Quand les milliardaires commencent à s’inquiéter, il faut tendre l’oreille. Le lundi 23 mars, Larry Fink, PDG de BlackRock, a utilisé sa lettre annuelle aux investisseurs pour tirer la sonnette d’alarme: l’intelligence artificielle risque de « devenir une machine à industrialiser les inégalités ».
Fink rappelle un fait qui coupe l’herbe sous le pied des discours optimistes: la richesse créée depuis la chute du mur de Berlin en 1989 a dépassé celle accumulée durant toute l’histoire humaine jusqu’alors. « Aujourd’hui, l’IA menace de reproduire ce schéma à une échelle encore plus grande, en concentrant la richesse entre les mains des entreprises et des investisseurs les mieux placés pour en tirer profit », écrit-il.
Depuis 1989, la valeur d’un dollar investi sur le marché boursier américain a été multipliée par plus de quinze par rapport à celle d’un dollar lié au salaire médian.

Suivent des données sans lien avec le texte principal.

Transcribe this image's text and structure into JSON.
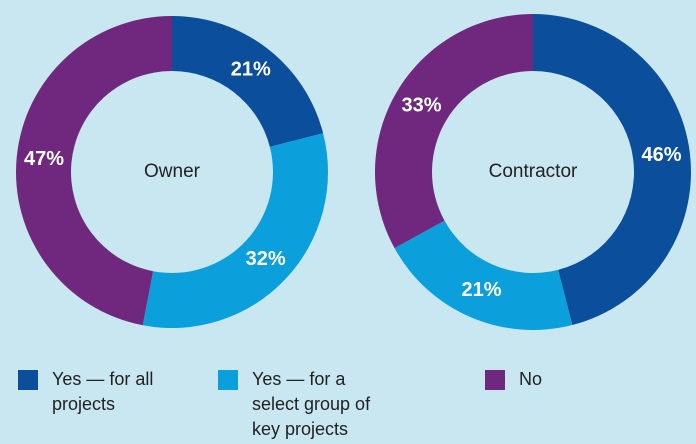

C’est le nœud du problème: la croissance financière a profité à qui détenait des actifs, non à qui vivait du travail.
Autrement dit, les gains de productivité et de valeur créés depuis trois décennies ont surtout enrichi les détenteurs de capitaux. L’IA, estimée capable d’automatiser tâches et décisions, pourrait exacerber ce déséquilibre en réduisant encore le rôle du salaire dans la distribution de la richesse.
Le contraste est saisissant. D’un côté, des patrimoines incommensurables se concentrent chez les stars de la tech; Elon Musk, Larry Page, Jeff Bezos comptent parmi les géants qui figurent parmi les plus grosses fortunes mondiales. Huit des dix premières fortunes mondiales figurent parmi ces acteurs, selon l’indice Bloomberg des milliardaires.
Larry Fink ne détaille pas de scénario précis de licenciements massifs dans sa lettre, mais la logique est claire: si les algorithmes permettent aux entreprises d’économiser sur le travail humain tout en augmentant leurs revenus, la part revenant aux salariés peut se contracter encore. Cette dynamique pose une question politique simple et exigeante — qui capte la valeur créée par l’IA, et selon quelles règles?
Les réponses possibles vont de la fiscalité des bénéfices technologiques à un renforcement des droits des travailleurs face à l’automatisation, en passant par des mécanismes de redistribution ciblés. Pour l’instant, la mise en garde de BlackRock sert surtout d’avertissement public: l’IA n’est pas neutre économiquement; elle pourrait amplifier des tendances déjà visibles depuis trente ans.
Si rien n’est fait, le risque est celui d’une accélération de la concentration de richesse. Et quand ceux qui contrôlent les marchés donnent l’alarme, la question cesse d’être abstraite: elle devient urgente, politique et sociale.